The project, directed by Distinguished Career Professor of Computer Science Lenore Blum, is designed to bring the university's researchers together with innovators at major technology companies in the Pittsburgh area, such as Seagate, Google, Microsoft, Apple and Intel.
"We expect to not only produce new science and technologies but to also move those discoveries into local companies or new spin-offs for commercial development," Blum said. "We're convinced that the ideas hatched here can also be brought to fruition here, so the talented students who graduate from our universities can pursue careers in our region."

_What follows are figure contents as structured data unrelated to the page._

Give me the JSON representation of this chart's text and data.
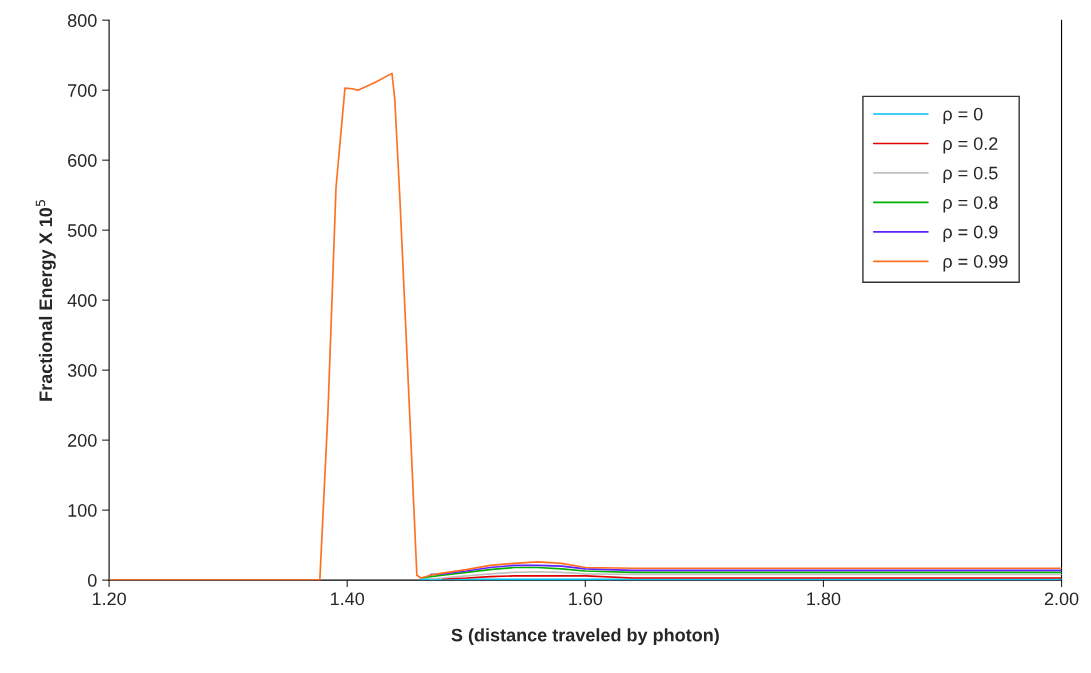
{
  "chart_data": {
    "type": "line",
    "xlabel": "S (distance traveled by photon)",
    "ylabel": "Fractional Energy X 10$^{5}$",
    "x": [
      1.2,
      1.377,
      1.3838,
      1.3906,
      1.3981,
      1.404,
      1.409,
      1.4233,
      1.4376,
      1.44,
      1.4443,
      1.4527,
      1.4585,
      1.462,
      1.47,
      1.48,
      1.5,
      1.52,
      1.54,
      1.56,
      1.58,
      1.6,
      1.64,
      1.7,
      1.8,
      1.9,
      2.0
    ],
    "series": [
      {
        "name": "ρ = 0",
        "color": "#00c0f0",
        "values": [
          null,
          null,
          null,
          null,
          null,
          null,
          null,
          null,
          null,
          null,
          null,
          null,
          null,
          1,
          1,
          1,
          1,
          1,
          1,
          1,
          1,
          1,
          1,
          1,
          1,
          1,
          1
        ]
      },
      {
        "name": "ρ = 0.2",
        "color": "#e00000",
        "values": [
          null,
          null,
          null,
          null,
          null,
          null,
          null,
          null,
          null,
          null,
          null,
          null,
          null,
          null,
          null,
          2,
          3,
          5,
          6,
          6,
          6,
          6,
          3,
          3,
          3,
          3,
          3
        ]
      },
      {
        "name": "ρ = 0.5",
        "color": "#c0c0c0",
        "values": [
          null,
          null,
          null,
          null,
          null,
          null,
          null,
          null,
          null,
          null,
          null,
          null,
          null,
          null,
          2,
          3,
          6,
          9,
          11,
          12,
          11,
          9,
          8,
          8,
          8,
          8,
          8
        ]
      },
      {
        "name": "ρ = 0.8",
        "color": "#00b000",
        "values": [
          null,
          null,
          null,
          null,
          null,
          null,
          null,
          null,
          null,
          null,
          null,
          null,
          null,
          3,
          5,
          7,
          11,
          15,
          18,
          18,
          16,
          13,
          11,
          11,
          11,
          11,
          11
        ]
      },
      {
        "name": "ρ = 0.9",
        "color": "#6020ff",
        "values": [
          null,
          null,
          null,
          null,
          null,
          null,
          null,
          null,
          null,
          null,
          null,
          null,
          null,
          null,
          8,
          9,
          13,
          18,
          21,
          21,
          20,
          16,
          14,
          14,
          14,
          14,
          14
        ]
      },
      {
        "name": "ρ = 0.99",
        "color": "#ff7020",
        "values": [
          0,
          0,
          239,
          561,
          703,
          702,
          700,
          711,
          724,
          686,
          543,
          229,
          7,
          3,
          7,
          10,
          15,
          21,
          24,
          26,
          24,
          18,
          17,
          17,
          17,
          17,
          17
        ]
      }
    ],
    "xlim": [
      1.2,
      2.0
    ],
    "xticks": [
      {
        "value": 1.2,
        "label": "1.20"
      },
      {
        "value": 1.4,
        "label": "1.40"
      },
      {
        "value": 1.6,
        "label": "1.60"
      },
      {
        "value": 1.8,
        "label": "1.80"
      },
      {
        "value": 2.0,
        "label": "2.00"
      }
    ],
    "ylim": [
      0,
      800
    ],
    "yticks": [
      0,
      100,
      200,
      300,
      400,
      500,
      600,
      700,
      800
    ],
    "grid": false,
    "legend": "top right",
    "marker": "none",
    "line_style": "solid"
  }
}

Project Olympus will build on the success of Carnegie Mellon's five-year-old ALADDIN Center, a multidisciplinary group co-directed by Blum that applies new problem-solving methods and theoretical ideas to real-life problems. Among its innovations was CAPTCHAs, a test involving distorted letters and numbers that Web sites such as Yahoo! use to block malevolent computer programs.
The Olympus team will employ groups of students, faculty and industry researchers that focus on particular areas. The first of these "probes" will explore a technique called human computation that was pioneered by Luis von Ahn, assistant professor of computer science and a 2006 MacArthur Foundation "genius grant" winner. The technique uses multiplayer Internet games to harness human brainpower to solve problems, such as comprehension of images that remain beyond the capabilities of digital computers. Another probe will explore how to best exploit the coming generation of "multi-core" computer chips, which contain far more computer processors than the one or two processors common on today's computer chips. Plans also call for a probe on how to develop and verify control software for safety-critical medical devices, such as drug infusion pumps.
Computing will increasingly involve the accumulation, management and searching of huge stores of information, increased interconnectedness of computer users and, at the high end of performance, computers capable of quadrillions of calculations each second. These capabilities, Blum said, offer both challenges and opportunities and will require new levels of fundamental theory and innovation by computer scientists.